HISTORICALLY, HOW DO WE HONOR OUR ANCESTORS?

A. HISTORY

History is an account of the beginning of time to the present. It is an account of what has happened. It is what is happening now. In other words, current events constitute history in the making.

Historically, how do we honor our ancestors? There are many ways to do so.

  1. Education. One way is to get educated. We dishonor our ancestors when we wilfully remain uneducated. During the time of slavery in this country, it was a crime for the enslaved people to learn to read and write. Many of our enslaved ancestors did learn to read and write in spite of often severe, horrendous punishment. (Click on “You Have A Duty To Become Educated: You Do Not Have A Right To Be Ignorant.”)
  2. Voting. Another way is to vote. Many of our ancestors died to get the right to vote. Every one of us owes it to our ancestors to register and to vote at every election. (According to information on the Internet, Break Every Chain was written in 1994 by Al Christian. The version currently being played on gospel music radio stations is sung by Tasha Cobbs.) In the words of that song, the descendants of our Founding Laborers® and other people of good will should have “an army” of persons “rising up” and registering to vote and actually voting in the upcoming elections “to break every chain” that is oppressing us. We owe it to our ancestors do so! (Click on “Call to Action.”)

B. Reparations

The basis for Reparations for African Americans is that in the United States of America generally the law provides, unless a person by will specifies otherwise, a person’s descendants inherit his or her wealth. (Usually persons do devise and bequeath their wealth to their descendants. They most certainly do not wilfully give their wealth to their kidnappers and rapists or to the latter’s descendants!) African Americans should have inherited the wealth created by the stolen forced slave labor of their ancestors. They did not.

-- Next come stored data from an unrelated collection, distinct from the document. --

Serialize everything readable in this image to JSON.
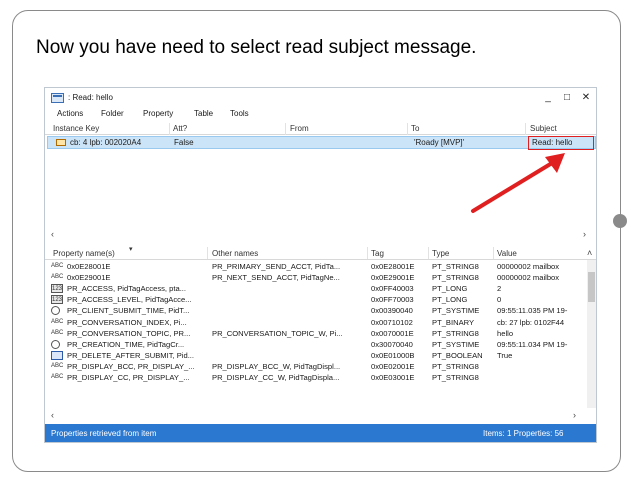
{
  "slide": {
    "instruction": "Now you have need to select read subject message."
  },
  "window": {
    "title": ": Read: hello",
    "controls": {
      "minimize": "_",
      "maximize": "□",
      "close": "✕"
    },
    "menu": [
      "Actions",
      "Folder",
      "Property",
      "Table",
      "Tools"
    ]
  },
  "upper_table": {
    "headers": [
      "Instance Key",
      "Att?",
      "From",
      "To",
      "Subject"
    ],
    "rows": [
      {
        "instance_key": "cb: 4 lpb: 002020A4",
        "att": "False",
        "from": "",
        "to": "'Roady [MVP]'",
        "subject": "Read: hello"
      }
    ]
  },
  "lower_table": {
    "headers": [
      "Property name(s)",
      "Other names",
      "Tag",
      "Type",
      "Value"
    ],
    "rows": [
      {
        "icon": "ABC",
        "name": "0x0E28001E",
        "other": "PR_PRIMARY_SEND_ACCT, PidTa...",
        "tag": "0x0E28001E",
        "type": "PT_STRING8",
        "value": "00000002  mailbox"
      },
      {
        "icon": "ABC",
        "name": "0x0E29001E",
        "other": "PR_NEXT_SEND_ACCT, PidTagNe...",
        "tag": "0x0E29001E",
        "type": "PT_STRING8",
        "value": "00000002  mailbox"
      },
      {
        "icon": "123",
        "name": "PR_ACCESS, PidTagAccess, pta...",
        "other": "",
        "tag": "0x0FF40003",
        "type": "PT_LONG",
        "value": "2"
      },
      {
        "icon": "123",
        "name": "PR_ACCESS_LEVEL, PidTagAcce...",
        "other": "",
        "tag": "0x0FF70003",
        "type": "PT_LONG",
        "value": "0"
      },
      {
        "icon": "clock",
        "name": "PR_CLIENT_SUBMIT_TIME, PidT...",
        "other": "",
        "tag": "0x00390040",
        "type": "PT_SYSTIME",
        "value": "09:55:11.035 PM 19-"
      },
      {
        "icon": "ABC",
        "name": "PR_CONVERSATION_INDEX, Pi...",
        "other": "",
        "tag": "0x00710102",
        "type": "PT_BINARY",
        "value": "cb: 27 lpb: 0102F44"
      },
      {
        "icon": "ABC",
        "name": "PR_CONVERSATION_TOPIC, PR...",
        "other": "PR_CONVERSATION_TOPIC_W, Pi...",
        "tag": "0x0070001E",
        "type": "PT_STRING8",
        "value": "hello"
      },
      {
        "icon": "clock",
        "name": "PR_CREATION_TIME, PidTagCr...",
        "other": "",
        "tag": "0x30070040",
        "type": "PT_SYSTIME",
        "value": "09:55:11.034 PM 19-"
      },
      {
        "icon": "bool",
        "name": "PR_DELETE_AFTER_SUBMIT, Pid...",
        "other": "",
        "tag": "0x0E01000B",
        "type": "PT_BOOLEAN",
        "value": "True"
      },
      {
        "icon": "ABC",
        "name": "PR_DISPLAY_BCC, PR_DISPLAY_...",
        "other": "PR_DISPLAY_BCC_W, PidTagDispl...",
        "tag": "0x0E02001E",
        "type": "PT_STRING8",
        "value": ""
      },
      {
        "icon": "ABC",
        "name": "PR_DISPLAY_CC, PR_DISPLAY_...",
        "other": "PR_DISPLAY_CC_W, PidTagDispla...",
        "tag": "0x0E03001E",
        "type": "PT_STRING8",
        "value": ""
      }
    ]
  },
  "status": {
    "left": "Properties retrieved from item",
    "right": "Items: 1  Properties: 56"
  },
  "colors": {
    "status_bar": "#2b78d0",
    "selection": "#cce4f7",
    "highlight": "#e02020",
    "arrow": "#e02020"
  }
}
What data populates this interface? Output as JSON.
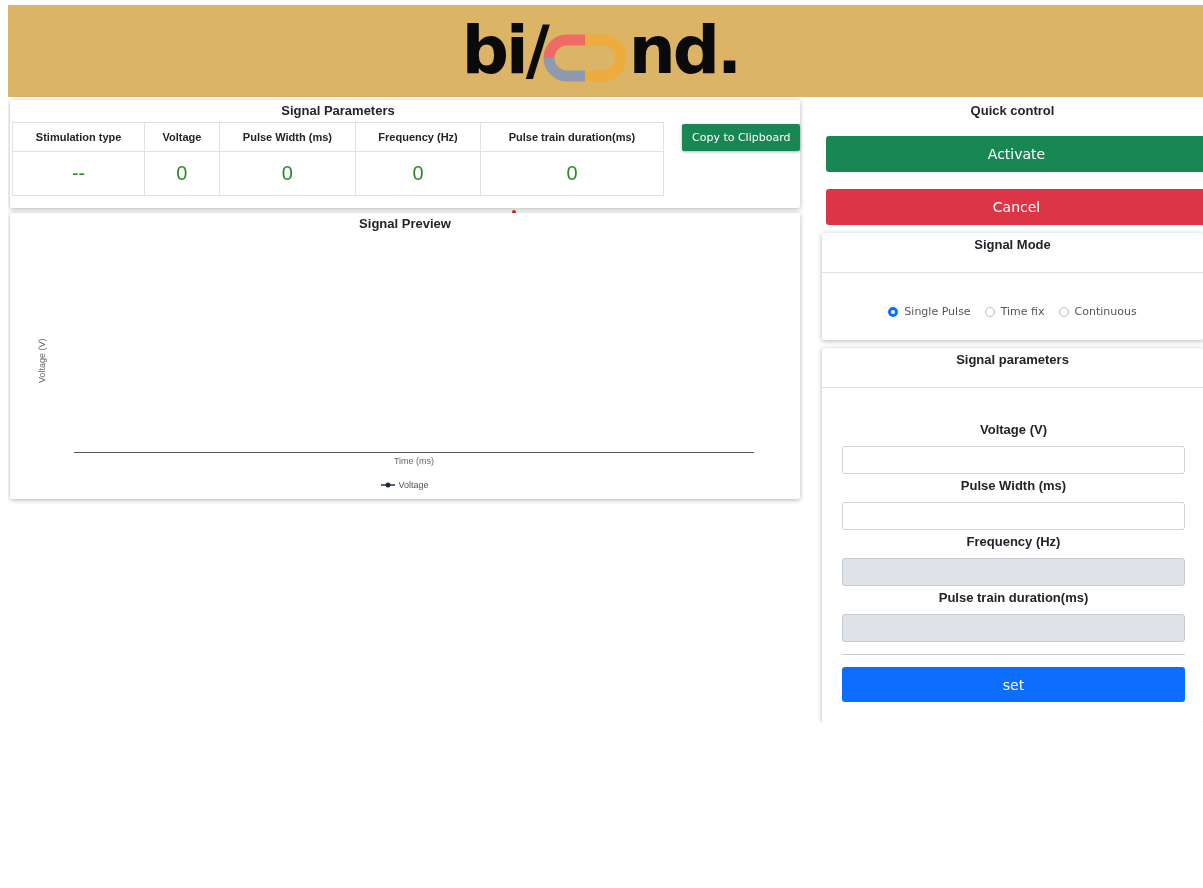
{
  "header": {
    "logo_left": "bi/",
    "logo_right": "nd."
  },
  "signal_parameters": {
    "title": "Signal Parameters",
    "columns": [
      "Stimulation type",
      "Voltage",
      "Pulse Width (ms)",
      "Frequency (Hz)",
      "Pulse train duration(ms)"
    ],
    "values": [
      "--",
      "0",
      "0",
      "0",
      "0"
    ],
    "copy_button": "Copy to Clipboard"
  },
  "signal_preview": {
    "title": "Signal Preview",
    "ylabel": "Voltage (V)",
    "xlabel": "Time (ms)",
    "legend": "Voltage"
  },
  "quick_control": {
    "title": "Quick control",
    "buttons": [
      {
        "label": "Activate",
        "kind": "success"
      },
      {
        "label": "Cancel",
        "kind": "danger"
      }
    ]
  },
  "signal_mode": {
    "title": "Signal Mode",
    "options": [
      {
        "label": "Single Pulse",
        "selected": true
      },
      {
        "label": "Time fix",
        "selected": false
      },
      {
        "label": "Continuous",
        "selected": false
      }
    ]
  },
  "signal_form": {
    "title": "Signal parameters",
    "fields": [
      {
        "label": "Voltage (V)",
        "disabled": false
      },
      {
        "label": "Pulse Width (ms)",
        "disabled": false
      },
      {
        "label": "Frequency (Hz)",
        "disabled": true
      },
      {
        "label": "Pulse train duration(ms)",
        "disabled": true
      }
    ],
    "submit": "set"
  }
}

There was a proposal that each freedman be given forty acres and a mule. This did not happen. Each had done more than enough work to earn the forty acres and a mule. Instead they were left to fend for themselves. They did not receive any compensation for their contribution to the United States of America for the backbreaking labor under the cruel, barbaric conditions under which they labored in the cotton fields, the tobacco fields, the rice fields, and in building the White House and the United States Capitol, and elsewhere. This is one of the most important bases for the payment of Reparations to the descendants of our Founding Laborers® for their labor which played a very great role in building the United States of America!

That stolen-forced-labor wealth is benefitting the descendants of the enslavers, not the descendants of the enslaved workers. Much of the wealth of the United States economy is attributable to the stolen forced labor of our African American ancestors. That is one basis for the claim that reparations should be paid to African Americans who are descendants of the Founding Laborers® of this country.

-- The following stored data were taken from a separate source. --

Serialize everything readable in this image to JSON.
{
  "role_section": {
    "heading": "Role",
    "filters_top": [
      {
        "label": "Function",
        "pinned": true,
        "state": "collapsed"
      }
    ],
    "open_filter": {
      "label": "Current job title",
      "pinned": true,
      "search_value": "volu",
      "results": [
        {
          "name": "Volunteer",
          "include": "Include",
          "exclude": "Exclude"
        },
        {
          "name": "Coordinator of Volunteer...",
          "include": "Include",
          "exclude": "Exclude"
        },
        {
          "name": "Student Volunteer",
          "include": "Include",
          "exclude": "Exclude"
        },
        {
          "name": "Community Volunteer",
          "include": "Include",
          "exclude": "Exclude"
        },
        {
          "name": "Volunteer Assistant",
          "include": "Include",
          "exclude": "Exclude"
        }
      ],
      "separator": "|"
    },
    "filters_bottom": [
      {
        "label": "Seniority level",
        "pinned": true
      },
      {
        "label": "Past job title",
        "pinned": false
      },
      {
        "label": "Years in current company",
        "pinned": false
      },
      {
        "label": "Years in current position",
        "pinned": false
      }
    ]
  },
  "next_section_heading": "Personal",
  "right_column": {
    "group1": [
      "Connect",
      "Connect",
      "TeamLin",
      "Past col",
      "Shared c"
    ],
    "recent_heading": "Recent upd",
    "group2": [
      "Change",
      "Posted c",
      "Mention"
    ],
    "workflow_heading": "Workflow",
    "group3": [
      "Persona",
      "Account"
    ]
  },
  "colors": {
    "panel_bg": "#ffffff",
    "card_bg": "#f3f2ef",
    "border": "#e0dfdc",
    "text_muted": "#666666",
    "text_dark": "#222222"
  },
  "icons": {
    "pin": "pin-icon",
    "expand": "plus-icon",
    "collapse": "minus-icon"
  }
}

One of our great Founding Laborers®, Frederick Douglass, said on April 14, 1876 (eleven years after legal slavery ended by the ratification of the Thirteenth Amendment to the United States Constitution):

Much complaint has been made that the freedmen have shown so little ability to take care of themselves since their emancipation. Men have marvelled that they  have made so little progress. I question the justice of this complaint. It is neither reasonable, nor in any sense just.

To me the wonder is, not that the freedmen have made so little progress, but, rather,that they have made so much– not that they have been standing still, but that they have been able to stand at all.

 

C. Slavery

Our African ancestors were captured from their homes in Africa, brought to America on the brutally cruel Middle Passage, and held in bondage and forced to become our Founding Laborers® under the cruelest, most barbaric system of slavery in the history of humanity. The early European Americans raped Africa and brought its people to the so-called “New World” to provide the massive labor force necessary to develop this country. The enslaved Africans were the victims of theft, rape, murder, brutality, and unspeakably inhumane treatment. Many, many, many documented horrendous incidents have been related by persons who were in slavery in the United States of America.

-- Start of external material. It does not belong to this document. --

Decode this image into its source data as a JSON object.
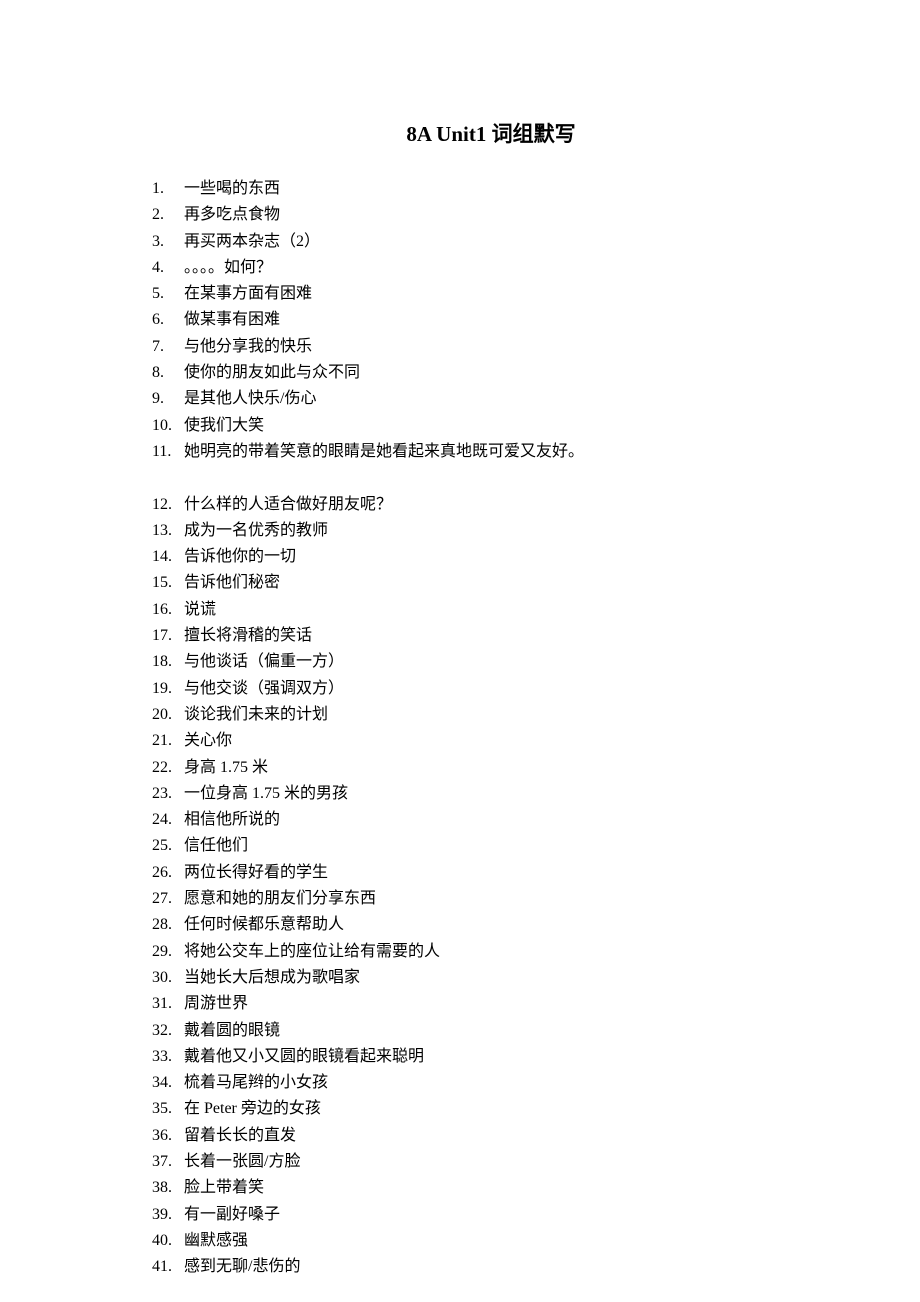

Recently, there has been a very disturbing disrespect of our ancestors by inappropriately comparing various things to slavery. We must aggressively stop this disrespect.

Please do not disrespect our African American ancestors.   When a person makes inappropriate references to slavery, you should ask him or her –how many of your children have been sold into slavery?” “How many of your mothers, wives, sisters, and daughters have been raped at will without any repercussions?” “How many times have you been beaten with a whip?” “How often are you forced to do back-breaking labor from sun-up to sun-down?” Have you seen the movie, Twelve Years A Slave”?